当日券もあり、10時にて窓口でこちらも時間帯別に販売。公式ツイッターでも販売状況を発信していますが、初日の時点では更新頻度がそんなリアルタイムでもなかったので、不安な場合は電話等で問い合わせた方が良いかと。
年間パスポート所有者は音声ガイダンス機器代500円(通常2,200円)で利用できますが、前売りが利用できないので当日窓口に行くしかありません。
なお、チケットの記載時間5分前から並んで実際に館内に入れるまでの待ち時間は15~20分程です。

○余談①:展望台「ゾンビ防衛対策学会」
今年はサンシャイン60展望台でも、夜間ホラーイベントが開催されています。展望台にて「ゾンビをコントロールする研究の学会発表」という設定で、案の定ゾンビ達が暴走して襲い掛かってくるという内容。最初にプレショーがあり、その後一組ずつ進んでいくオーソドックスなウォークスルータイプ。
普通に外の景色が見える「やや明るい所」に造形物等が設置されていて、バックヤード側の「暗い所」にアクター演じるゾンビ等が襲い掛かってくる構成で、展望台という場所を上手く利用したお化け屋敷イベントになっています。暗い所では造形物やアクターとの距離感が近く、結構怖い。料金(1,200円)の割には短いのが難点ですが、お化け屋敷終了後お土産店側でゆっくり外の展望が見れるので「お化け屋敷+展望台料金」と考えれば妥当なのかな。

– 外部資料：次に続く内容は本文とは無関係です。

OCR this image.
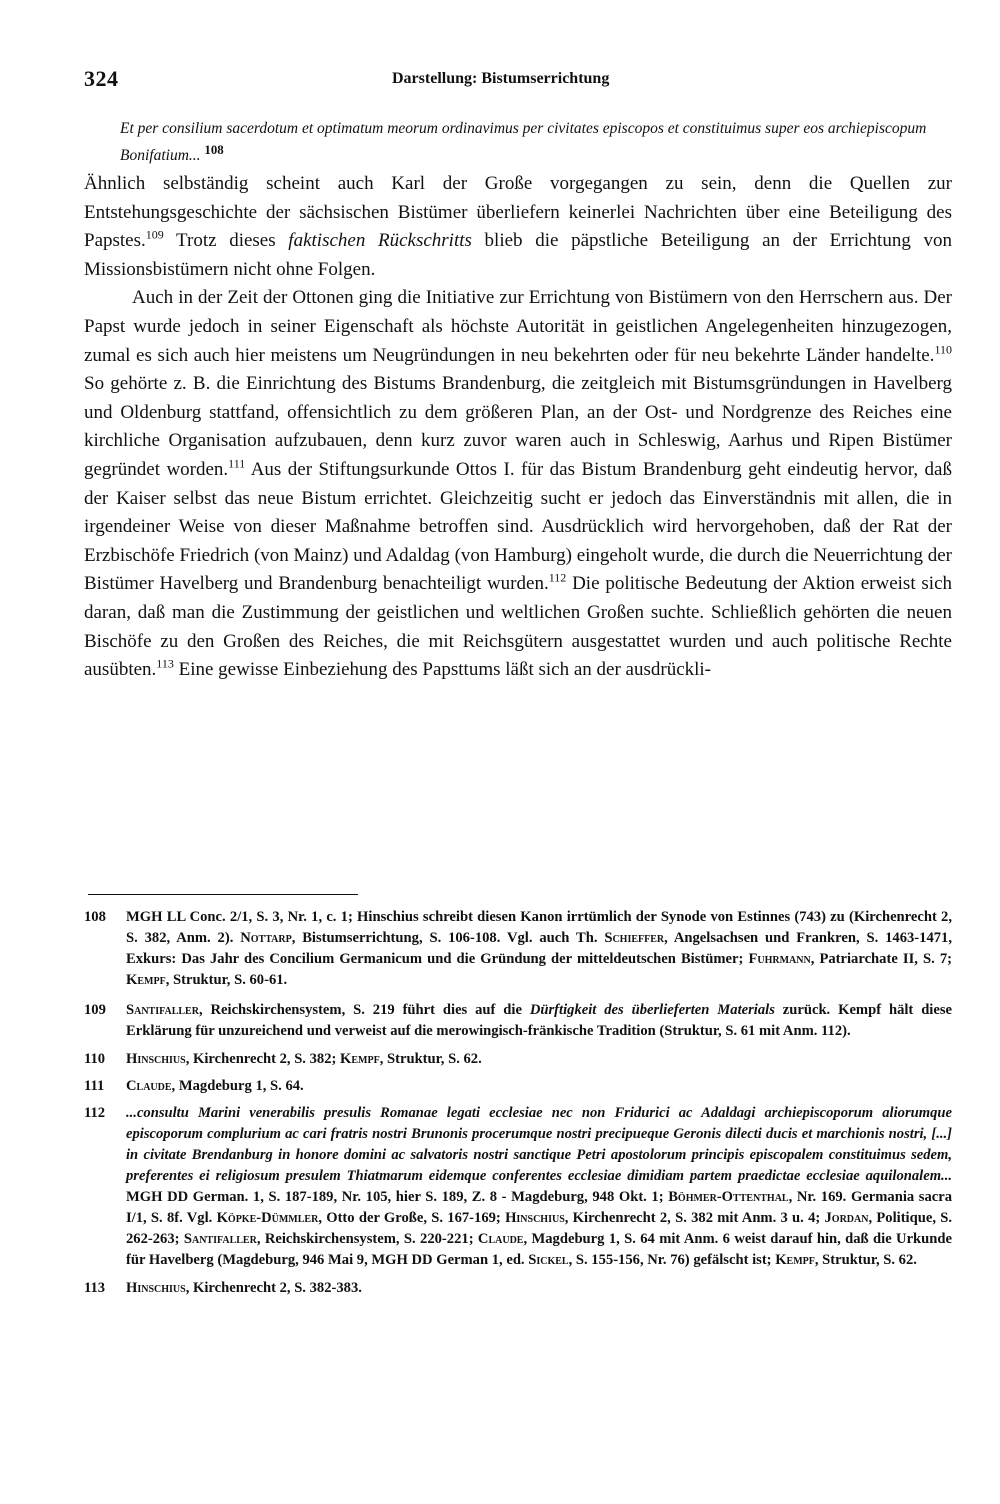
324	Darstellung: Bistumserrichtung
Et per consilium sacerdotum et optimatum meorum ordinavimus per civitates episcopos et constituimus super eos archiepiscopum Bonifatium... $^{108}$

Ähnlich selbständig scheint auch Karl der Große vorgegangen zu sein, denn die Quellen zur Entstehungsgeschichte der sächsischen Bistümer überliefern keinerlei Nachrichten über eine Beteiligung des Papstes.$^{109}$ Trotz dieses faktischen Rückschritts blieb die päpstliche Beteiligung an der Errichtung von Missionsbistümern nicht ohne Folgen.

Auch in der Zeit der Ottonen ging die Initiative zur Errichtung von Bistümern von den Herrschern aus. Der Papst wurde jedoch in seiner Eigenschaft als höchste Autorität in geistlichen Angelegenheiten hinzugezogen, zumal es sich auch hier meistens um Neugründungen in neu bekehrten oder für neu bekehrte Länder handelte.$^{110}$ So gehörte z. B. die Einrichtung des Bistums Brandenburg, die zeitgleich mit Bistumsgründungen in Havelberg und Oldenburg stattfand, offensichtlich zu dem größeren Plan, an der Ost- und Nordgrenze des Reiches eine kirchliche Organisation aufzubauen, denn kurz zuvor waren auch in Schleswig, Aarhus und Ripen Bistümer gegründet worden.$^{111}$ Aus der Stiftungsurkunde Ottos I. für das Bistum Brandenburg geht eindeutig hervor, daß der Kaiser selbst das neue Bistum errichtet. Gleichzeitig sucht er jedoch das Einverständnis mit allen, die in irgendeiner Weise von dieser Maßnahme betroffen sind. Ausdrücklich wird hervorgehoben, daß der Rat der Erzbischöfe Friedrich (von Mainz) und Adaldag (von Hamburg) eingeholt wurde, die durch die Neuerrichtung der Bistümer Havelberg und Brandenburg benachteiligt wurden.$^{112}$ Die politische Bedeutung der Aktion erweist sich daran, daß man die Zustimmung der geistlichen und weltlichen Großen suchte. Schließlich gehörten die neuen Bischöfe zu den Großen des Reiches, die mit Reichsgütern ausgestattet wurden und auch politische Rechte ausübten.$^{113}$ Eine gewisse Einbeziehung des Papsttums läßt sich an der ausdrückli-

108 MGH LL Conc. 2/1, S. 3, Nr. 1, c. 1; Hinschius schreibt diesen Kanon irrtümlich der Synode von Estinnes (743) zu (Kirchenrecht 2, S. 382, Anm. 2). Nottarp, Bistumserrichtung, S. 106-108. Vgl. auch Th. Schieffer, Angelsachsen und Frankren, S. 1463-1471, Exkurs: Das Jahr des Concilium Germanicum und die Gründung der mitteldeutschen Bistümer; Fuhrmann, Patriarchate II, S. 7; Kempf, Struktur, S. 60-61.

109 Santifaller, Reichskirchensystem, S. 219 führt dies auf die Dürftigkeit des überlieferten Materials zurück. Kempf hält diese Erklärung für unzureichend und verweist auf die merowingisch-fränkische Tradition (Struktur, S. 61 mit Anm. 112).

110 Hinschius, Kirchenrecht 2, S. 382; Kempf, Struktur, S. 62.

111 Claude, Magdeburg 1, S. 64.

112 ...consultu Marini venerabilis presulis Romanae legati ecclesiae nec non Fridurici ac Adaldagi archiepiscoporum aliorumque episcoporum complurium ac cari fratris nostri Brunonis procerumque nostri precipueque Geronis dilecti ducis et marchionis nostri, [...] in civitate Brendanburg in honore domini ac salvatoris nostri sanctique Petri apostolorum principis episcopalem constituimus sedem, preferentes ei religiosum presulem Thiatmarum eidemque conferentes ecclesiae dimidiam partem praedictae ecclesiae aquilonalem... MGH DD German. 1, S. 187-189, Nr. 105, hier S. 189, Z. 8 - Magdeburg, 948 Okt. 1; Böhmer-Ottenthal, Nr. 169. Germania sacra I/1, S. 8f. Vgl. Köpke-Dümmler, Otto der Große, S. 167-169; Hinschius, Kirchenrecht 2, S. 382 mit Anm. 3 u. 4; Jordan, Politique, S. 262-263; Santifaller, Reichskirchensystem, S. 220-221; Claude, Magdeburg 1, S. 64 mit Anm. 6 weist darauf hin, daß die Urkunde für Havelberg (Magdeburg, 946 Mai 9, MGH DD German 1, ed. Sickel, S. 155-156, Nr. 76) gefälscht ist; Kempf, Struktur, S. 62.

113 Hinschius, Kirchenrecht 2, S. 382-383.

注意すべき点は、きっちり一組ずつ間隔を空けるので、中でかなり待たされます。入ってから出るまで30分はかかると思った方がよいです。

○余談②:人魚姫について
最後、余談なんですが本イベントの題材になっている「人魚」、アンデルセンの童話「人魚姫」。人魚姫はどこまでも純粋に王子様を愛しても、報われず最後は泡となって消えた、悲しき恋の物語。これは作者アンデルセン自身の、失恋を繰り返していた苦い思いが投影されていると言われています(そしてアンデルセンは最終的に生涯独身でした)。